W Pruszkowie (województwo mazowieckie) doszło do przerażającego wydarzenia, które na pewno zostanie na długo w pamięci dwóch małych dziewczyn. W pobliżu miejsca, w którym mieszkają, zaatakował je agresywny pies rasy amstaff. Miały one liczne obrażenia spowodowane pogryzieniem i musiały być natychmiast przewiezione do najbliższego szpitala.
Ten dramatyczny incydent miał miejsce w sobotę 19 sierpnia, tuż przed godziną 18:00, na ulicy Paderewskiego. Według początkowych ustaleń organów ścigania, pies amstaff udało się uciec z prywatnej posesji i miał bezpośrednią konfrontację z dwoma dziewczynkami, które miały sześć i osiem lat, chwilę później na ulicy.

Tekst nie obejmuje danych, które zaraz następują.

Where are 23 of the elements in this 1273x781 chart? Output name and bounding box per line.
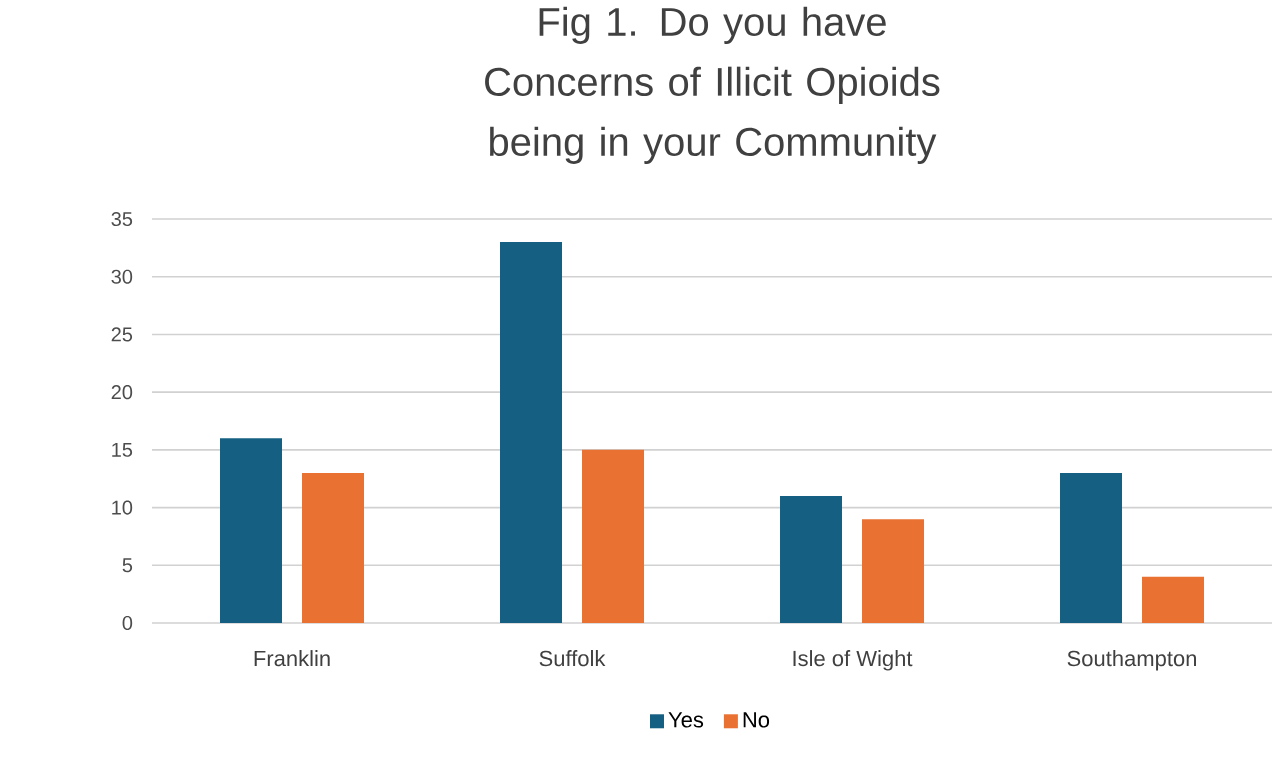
bar [1142, 576, 1205, 624]
bar [1060, 472, 1122, 624]
bar [220, 438, 282, 624]
y-tick-label: 35 [111, 211, 133, 227]
bar [500, 242, 563, 624]
x-tick-label: Isle of Wight [793, 650, 913, 671]
y-tick-label: 25 [111, 327, 133, 342]
y-tick-label: 30 [111, 269, 133, 284]
y-tick-label: 15 [112, 442, 133, 457]
legend-label: No [743, 712, 770, 728]
bar [582, 449, 645, 624]
x-tick-label: Southampton [1067, 650, 1196, 671]
legend-label: Yes [668, 712, 704, 728]
bar [780, 496, 843, 624]
y-tick-label: 0 [122, 615, 133, 631]
bar [862, 519, 925, 624]
chart-title: Fig 1. Do you have Concerns of Illicit Opioids being in your Community [485, 6, 940, 164]
y-tick-label: 5 [122, 558, 133, 573]
x-tick-label: Suffolk [539, 650, 606, 667]
y-tick-label: 20 [111, 385, 133, 400]
y-tick-label: 10 [112, 500, 133, 515]
x-tick-label: Franklin [254, 650, 330, 667]
bar [302, 472, 364, 624]
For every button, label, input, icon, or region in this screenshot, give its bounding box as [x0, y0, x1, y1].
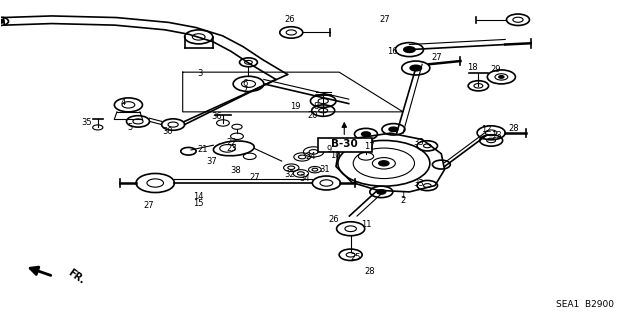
Text: 26: 26: [285, 15, 295, 24]
Text: 28: 28: [509, 124, 520, 133]
Circle shape: [379, 161, 389, 166]
Circle shape: [377, 190, 386, 194]
Text: 8: 8: [314, 102, 319, 111]
Text: 10: 10: [330, 151, 340, 160]
Text: 18: 18: [467, 63, 477, 72]
Text: 14: 14: [193, 192, 204, 202]
Text: 37: 37: [206, 157, 217, 166]
Text: 4: 4: [121, 98, 126, 107]
Circle shape: [362, 132, 371, 136]
Text: 19: 19: [291, 102, 301, 111]
Text: 24: 24: [306, 152, 316, 161]
Text: 35: 35: [81, 118, 92, 127]
Text: 34: 34: [300, 174, 310, 183]
Text: 29: 29: [490, 65, 501, 74]
Text: 11: 11: [361, 220, 371, 229]
Text: 27: 27: [143, 201, 154, 210]
Circle shape: [499, 76, 504, 78]
Text: 31: 31: [319, 165, 330, 174]
Text: FR.: FR.: [67, 268, 87, 286]
Text: 27: 27: [380, 15, 390, 24]
Text: 22: 22: [227, 138, 237, 147]
Circle shape: [410, 65, 422, 71]
Text: SEA1  B2900: SEA1 B2900: [556, 300, 614, 308]
Circle shape: [0, 19, 4, 23]
Text: 23: 23: [227, 144, 237, 153]
Text: 25: 25: [351, 253, 361, 262]
Text: 5: 5: [127, 123, 132, 132]
Text: 27: 27: [431, 53, 442, 62]
Text: 27: 27: [250, 173, 260, 182]
Text: 17: 17: [365, 142, 375, 151]
Text: 3: 3: [197, 69, 203, 78]
Text: 21: 21: [197, 145, 208, 154]
Circle shape: [404, 47, 415, 52]
Text: 36: 36: [211, 112, 222, 121]
Text: 32: 32: [285, 170, 295, 179]
Text: 20: 20: [307, 111, 317, 120]
Text: 2: 2: [401, 196, 406, 205]
Text: 38: 38: [230, 167, 241, 175]
FancyBboxPatch shape: [318, 137, 372, 152]
Circle shape: [389, 127, 398, 131]
Text: 28: 28: [365, 267, 375, 276]
Text: 15: 15: [193, 199, 204, 208]
Text: 26: 26: [329, 215, 339, 224]
Text: 7: 7: [243, 86, 248, 95]
Text: 13: 13: [491, 131, 502, 140]
Text: 12: 12: [481, 124, 492, 134]
Text: 30: 30: [163, 127, 173, 136]
Text: 16: 16: [387, 47, 398, 56]
Text: 6: 6: [243, 79, 248, 88]
Text: 33: 33: [413, 138, 424, 147]
Text: B-30: B-30: [331, 139, 358, 149]
Text: 33: 33: [413, 179, 424, 188]
Text: 1: 1: [401, 190, 406, 200]
Text: 9: 9: [326, 145, 332, 154]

Zespół Ratownictwa Medycznego szybko dotarł na miejsce kilka minut po zaistniałym zdarzeniu. Ratownicy udzielili pierwszej pomocy poszkodowanym dziewczynkom, po czym podjęli decyzję o przewiezieniu ich do szpitala w celu dalszego leczenia. Mimo doznanych obrażeń, obie były przytomne.
Następnego dnia (20 sierpnia), podkomisarz Małgorzata Wersocka z Komendy Stołecznej Policji poinformowała media że, choć sytuacja była groźna, życie dziewczyn nie jest zagrożone.
Na tym etapie wiadomo, że pies był zaszczepiony. Teraz prace śledcze skupiają się na ustaleniu okoliczności, które doprowadziły do uwolnienia psa z posesji oraz czy jego właściciel zapewnił odpowiednie warunki bezpieczeństwa.